E enquanto ela abria sua boca, eu fechava meus olhos, e só desejava ir embora...

Passava das três quando finalmente voltei para casa. Depois que deixei o hotel com T., ela e seus recentemente ganhos trinta reais, andei sem rumo por algum tempo, até me sentir verdadeiramente cansado e derrotado. Me deitei nu, os olhos pedindo clemência, mas os pensamentos ainda voavam, milhões por segundo, pulsos elétricos sem fim. Os braços pendiam exaustos, segurando um último cigarro. A janela semi-aberta deixava um traço inexpressível de luz entrar no quarto, uma última lembrança da noite que tivera. As pernas começavam a formigar, a química em meu corpo se alterando os pulsos diminuindo tudo entrando num grau de letargia o sono se apoderando de meu corpo tudo triste tudo desconexo. Quando eu acordar, será domingo. O canal 4 estará passando algum seriado estúpido, ou um programa esportivo. Mulheres preparando o almoço de suas famílias, seus maridos levando os filhos para a feira, comendo pastéis. O movimento na rua lento, sereno, tranqüilo. Quando eu acordar, será domingo. O mundo ainda estará aqui, as mesmas pessoas, os mesmos empregos, as mesmas namoradas, tudo em seu devido lugar. Tudo estará do mesmo jeito que hoje. Só eu que, talvez, não esteja.

I

Sábado à noite, e o telefone não toca. Na verdade, ele não toca nunca. Meu telefone é um companheiro mudo. Um constante silêncio. E isso não é um fato mundano; é a prova de que não tenho amigos. "Nenhum homem é uma ilha". Eu sou, e, na verdade, não gosto disso. Todas as pessoas normais tem alguém em quem confiam plenamente, um parceiro para todas as horas. Mas eu não sou uma pessoa normal. Sou um desconfiado, um paranóico quanto a vida. Uma alma errante-cínica na grande metrópole.

A verdade é que não fui feito para este mundo. Não me sinto confortável em local algum, sempre deslocado, sempre fora de meu habitat. Talvez seja isso, deva eternamente me trancafiar em um quarto, entre livros, cigarros e discos de jazz. O pior, acredite, é que isso não me soa nada atrativo, é simplesmente o que me parece mais lógico, mais certo.

Minhas vãs esperanças ainda residem em que o telefone vá tocar, embora eu saiba que ele não vai.

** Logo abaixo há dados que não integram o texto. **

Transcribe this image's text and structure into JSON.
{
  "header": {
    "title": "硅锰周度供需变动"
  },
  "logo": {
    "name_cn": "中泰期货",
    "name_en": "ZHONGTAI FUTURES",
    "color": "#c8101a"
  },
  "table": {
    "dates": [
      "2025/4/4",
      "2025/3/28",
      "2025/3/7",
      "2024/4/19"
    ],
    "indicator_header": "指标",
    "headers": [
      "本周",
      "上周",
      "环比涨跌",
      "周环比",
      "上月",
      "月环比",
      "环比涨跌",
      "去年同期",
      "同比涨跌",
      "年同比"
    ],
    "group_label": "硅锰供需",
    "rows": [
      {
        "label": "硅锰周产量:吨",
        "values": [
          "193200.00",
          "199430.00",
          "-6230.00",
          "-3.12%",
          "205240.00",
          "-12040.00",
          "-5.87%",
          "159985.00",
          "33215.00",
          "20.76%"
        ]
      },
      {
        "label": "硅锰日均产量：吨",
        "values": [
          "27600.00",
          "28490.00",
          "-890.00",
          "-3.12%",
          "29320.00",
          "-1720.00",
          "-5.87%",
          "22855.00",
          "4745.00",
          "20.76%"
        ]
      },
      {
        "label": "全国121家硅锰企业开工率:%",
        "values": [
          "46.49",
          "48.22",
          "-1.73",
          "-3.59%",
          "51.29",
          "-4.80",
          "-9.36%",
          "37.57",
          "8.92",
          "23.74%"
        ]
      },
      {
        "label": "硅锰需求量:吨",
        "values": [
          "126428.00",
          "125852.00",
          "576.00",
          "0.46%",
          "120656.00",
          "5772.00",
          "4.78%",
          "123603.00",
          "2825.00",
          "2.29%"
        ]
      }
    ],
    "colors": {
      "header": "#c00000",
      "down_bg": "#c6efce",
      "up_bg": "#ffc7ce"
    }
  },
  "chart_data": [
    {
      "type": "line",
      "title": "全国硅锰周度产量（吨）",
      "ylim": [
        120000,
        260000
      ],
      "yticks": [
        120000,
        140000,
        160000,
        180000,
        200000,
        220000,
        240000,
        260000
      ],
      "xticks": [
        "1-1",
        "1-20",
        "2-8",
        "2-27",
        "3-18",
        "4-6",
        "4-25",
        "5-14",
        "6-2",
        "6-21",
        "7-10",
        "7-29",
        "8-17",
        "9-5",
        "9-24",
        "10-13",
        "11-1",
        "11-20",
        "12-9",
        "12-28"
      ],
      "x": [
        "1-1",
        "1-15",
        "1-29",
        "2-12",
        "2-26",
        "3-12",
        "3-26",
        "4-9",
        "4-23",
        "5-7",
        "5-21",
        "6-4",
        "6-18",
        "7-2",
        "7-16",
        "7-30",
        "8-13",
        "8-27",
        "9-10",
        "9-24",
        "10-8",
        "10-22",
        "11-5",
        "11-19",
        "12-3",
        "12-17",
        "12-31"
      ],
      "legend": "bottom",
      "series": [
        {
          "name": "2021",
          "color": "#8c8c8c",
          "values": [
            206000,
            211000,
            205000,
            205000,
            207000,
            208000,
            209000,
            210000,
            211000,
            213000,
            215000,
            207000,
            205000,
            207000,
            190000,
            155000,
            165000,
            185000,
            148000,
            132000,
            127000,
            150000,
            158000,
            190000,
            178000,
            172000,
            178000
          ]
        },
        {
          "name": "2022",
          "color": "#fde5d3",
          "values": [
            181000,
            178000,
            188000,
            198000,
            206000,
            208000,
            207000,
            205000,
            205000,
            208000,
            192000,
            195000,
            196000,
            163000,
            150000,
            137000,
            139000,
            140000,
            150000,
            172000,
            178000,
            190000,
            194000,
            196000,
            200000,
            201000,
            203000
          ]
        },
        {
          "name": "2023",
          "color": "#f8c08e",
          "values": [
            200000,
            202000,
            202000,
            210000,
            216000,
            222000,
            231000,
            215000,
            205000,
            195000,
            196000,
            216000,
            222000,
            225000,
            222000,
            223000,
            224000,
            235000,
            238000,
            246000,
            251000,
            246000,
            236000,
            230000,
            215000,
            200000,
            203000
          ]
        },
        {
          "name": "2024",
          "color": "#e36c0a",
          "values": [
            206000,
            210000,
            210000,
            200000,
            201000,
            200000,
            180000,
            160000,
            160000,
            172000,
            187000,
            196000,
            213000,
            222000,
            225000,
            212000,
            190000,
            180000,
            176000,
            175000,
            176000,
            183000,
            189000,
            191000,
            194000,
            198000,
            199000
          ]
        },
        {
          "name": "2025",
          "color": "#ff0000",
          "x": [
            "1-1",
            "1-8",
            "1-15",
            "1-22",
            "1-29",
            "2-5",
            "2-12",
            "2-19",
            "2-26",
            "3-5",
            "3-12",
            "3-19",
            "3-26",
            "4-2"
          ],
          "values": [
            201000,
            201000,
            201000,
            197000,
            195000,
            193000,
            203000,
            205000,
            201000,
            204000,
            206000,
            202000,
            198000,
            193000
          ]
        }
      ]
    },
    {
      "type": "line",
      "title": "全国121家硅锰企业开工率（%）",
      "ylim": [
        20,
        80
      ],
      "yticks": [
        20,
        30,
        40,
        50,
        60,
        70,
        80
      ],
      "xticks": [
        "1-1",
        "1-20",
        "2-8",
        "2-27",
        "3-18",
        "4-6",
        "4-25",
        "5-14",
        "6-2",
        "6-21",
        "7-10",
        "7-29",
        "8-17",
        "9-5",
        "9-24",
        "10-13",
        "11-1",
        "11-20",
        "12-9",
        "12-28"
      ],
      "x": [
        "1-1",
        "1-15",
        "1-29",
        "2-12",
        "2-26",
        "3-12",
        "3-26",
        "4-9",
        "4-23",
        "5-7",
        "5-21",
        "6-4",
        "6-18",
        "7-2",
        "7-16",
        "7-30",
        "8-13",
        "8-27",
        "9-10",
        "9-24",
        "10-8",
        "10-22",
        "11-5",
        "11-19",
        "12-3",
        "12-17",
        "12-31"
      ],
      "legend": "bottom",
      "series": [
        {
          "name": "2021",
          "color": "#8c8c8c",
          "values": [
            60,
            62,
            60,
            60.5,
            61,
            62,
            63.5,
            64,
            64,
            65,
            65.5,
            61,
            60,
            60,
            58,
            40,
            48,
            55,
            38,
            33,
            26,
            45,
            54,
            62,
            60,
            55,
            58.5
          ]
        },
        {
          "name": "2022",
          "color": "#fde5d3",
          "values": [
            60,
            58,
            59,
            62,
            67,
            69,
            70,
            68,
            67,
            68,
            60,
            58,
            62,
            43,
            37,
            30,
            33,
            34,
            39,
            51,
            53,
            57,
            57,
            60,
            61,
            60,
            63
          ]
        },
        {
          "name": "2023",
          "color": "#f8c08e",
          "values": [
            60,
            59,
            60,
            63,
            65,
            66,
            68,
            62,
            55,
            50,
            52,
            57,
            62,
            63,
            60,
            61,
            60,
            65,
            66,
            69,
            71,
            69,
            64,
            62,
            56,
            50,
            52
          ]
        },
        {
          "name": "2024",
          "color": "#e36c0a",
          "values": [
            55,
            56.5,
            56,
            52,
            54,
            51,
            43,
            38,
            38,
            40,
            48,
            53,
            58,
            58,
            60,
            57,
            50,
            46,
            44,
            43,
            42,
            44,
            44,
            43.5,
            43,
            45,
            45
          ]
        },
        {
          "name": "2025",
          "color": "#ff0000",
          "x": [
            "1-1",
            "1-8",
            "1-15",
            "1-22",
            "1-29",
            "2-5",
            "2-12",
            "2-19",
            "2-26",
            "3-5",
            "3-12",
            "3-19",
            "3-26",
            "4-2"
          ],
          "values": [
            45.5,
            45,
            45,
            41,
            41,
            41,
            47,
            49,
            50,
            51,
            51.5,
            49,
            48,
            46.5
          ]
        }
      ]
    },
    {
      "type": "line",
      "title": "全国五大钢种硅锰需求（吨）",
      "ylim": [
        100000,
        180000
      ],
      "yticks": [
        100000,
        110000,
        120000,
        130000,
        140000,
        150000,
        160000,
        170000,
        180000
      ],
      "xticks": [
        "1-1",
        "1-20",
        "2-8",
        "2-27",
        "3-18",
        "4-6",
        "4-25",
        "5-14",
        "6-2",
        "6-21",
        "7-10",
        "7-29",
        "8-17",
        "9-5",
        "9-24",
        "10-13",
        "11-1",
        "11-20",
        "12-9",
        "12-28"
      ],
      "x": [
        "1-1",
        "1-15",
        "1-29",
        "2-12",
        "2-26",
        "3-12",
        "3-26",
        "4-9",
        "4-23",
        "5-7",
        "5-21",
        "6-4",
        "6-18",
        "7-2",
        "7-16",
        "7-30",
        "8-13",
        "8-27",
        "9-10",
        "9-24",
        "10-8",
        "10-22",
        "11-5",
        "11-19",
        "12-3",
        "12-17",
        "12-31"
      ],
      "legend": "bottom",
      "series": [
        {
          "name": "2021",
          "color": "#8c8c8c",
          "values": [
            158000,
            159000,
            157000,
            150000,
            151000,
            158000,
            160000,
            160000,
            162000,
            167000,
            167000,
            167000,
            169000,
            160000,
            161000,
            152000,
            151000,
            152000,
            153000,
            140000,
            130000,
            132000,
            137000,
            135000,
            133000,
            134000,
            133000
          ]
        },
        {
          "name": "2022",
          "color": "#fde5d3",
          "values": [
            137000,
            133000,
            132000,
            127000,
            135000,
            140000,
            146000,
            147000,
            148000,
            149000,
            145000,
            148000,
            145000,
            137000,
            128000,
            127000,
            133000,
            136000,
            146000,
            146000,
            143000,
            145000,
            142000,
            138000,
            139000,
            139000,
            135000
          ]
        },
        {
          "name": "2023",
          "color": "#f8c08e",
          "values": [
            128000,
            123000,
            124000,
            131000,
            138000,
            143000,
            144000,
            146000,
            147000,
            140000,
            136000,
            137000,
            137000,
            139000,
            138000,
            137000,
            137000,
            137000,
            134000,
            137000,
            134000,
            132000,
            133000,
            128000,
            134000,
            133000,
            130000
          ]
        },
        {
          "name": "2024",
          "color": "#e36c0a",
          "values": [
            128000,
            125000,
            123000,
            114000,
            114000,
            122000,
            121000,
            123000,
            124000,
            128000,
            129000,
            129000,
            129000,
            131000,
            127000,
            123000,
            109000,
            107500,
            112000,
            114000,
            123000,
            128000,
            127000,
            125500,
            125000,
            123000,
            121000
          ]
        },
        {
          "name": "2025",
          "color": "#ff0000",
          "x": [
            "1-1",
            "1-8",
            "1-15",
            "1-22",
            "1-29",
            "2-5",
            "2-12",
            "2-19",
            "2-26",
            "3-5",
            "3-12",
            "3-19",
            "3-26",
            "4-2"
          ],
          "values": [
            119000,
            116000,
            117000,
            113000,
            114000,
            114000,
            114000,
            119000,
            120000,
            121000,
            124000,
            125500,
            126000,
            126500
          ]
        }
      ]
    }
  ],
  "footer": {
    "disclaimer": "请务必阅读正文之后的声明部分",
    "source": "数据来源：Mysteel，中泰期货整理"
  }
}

Eu simplesmente não consigo me adequar a essas coisas; todo o comportamento social, todo o exibicionismo, toda a cordialidade; aceitar o risco de pegar o metrô, descer em algum boteco e, sem nenhuma garantia prévia, tentar conversar, beber e me divertir. Deus, como eu gostaria disso, mas não consigo. Me mantenho acorrentado, preso a mesmice, fincado na melancolia.

M. tem charme, talento, e está próximo de realizar seus sonhos. T. está desaparecido, consumido por sabe-se lá o que. J. tem faculdade, um bom trabalho e está viajando para encontrar a namorada, uma garota bonita e inteligente qualquer. E D. tem uma vida simplesmente perfeita. Ele poderia comer a própria bosta e, ainda assim, tudo daria certo para ele. Sem fracassos, sem poréns. Eu sei, mas é fácil falar que tudo na nossa vida depende senão de nós mesmos, quando tudo joga ao nosso favor. Queria ver um filho da puta desses vir com ah mas tudo depende do seu esforço! se o canalha estivesse afundando na merda, com a bosta batendo no queixo,
engolindo moscas cada vez que tentasse abrir a boca para pedir socorro. Socorro, eu grito, mas as moscas sujas de merda entalam na minha garganta, e eu me calo.
Percebem a comicidade? Milhares de pessoas tem milhares de amigos à suas disposições; eu tenho quatro, e os odeio. Vejam bem, nao estou sendo injusto com eles; imagino que realmente gostem de mim. Mas gostam pelo que não sou. Gostam porque, perto de mim, eles são vencedores. O mais alto posto da cadeia alimentar. Houve um tempo em que não era menos ou mais afortunado; mas andava entre os meus, os marginais; heróis convictos da misantropia e do auto-desprezo. Mas mesmo esses se foram, tragados pela distância e pela conveniência. Me restam apenas quatro focos de ódio, dois cigarros e um telefone silencioso.

Às vezes, geralmente aos domingos, eu me recomponho e consigo ter breves momentos de fé. Graças a Deus, eles passam rápido...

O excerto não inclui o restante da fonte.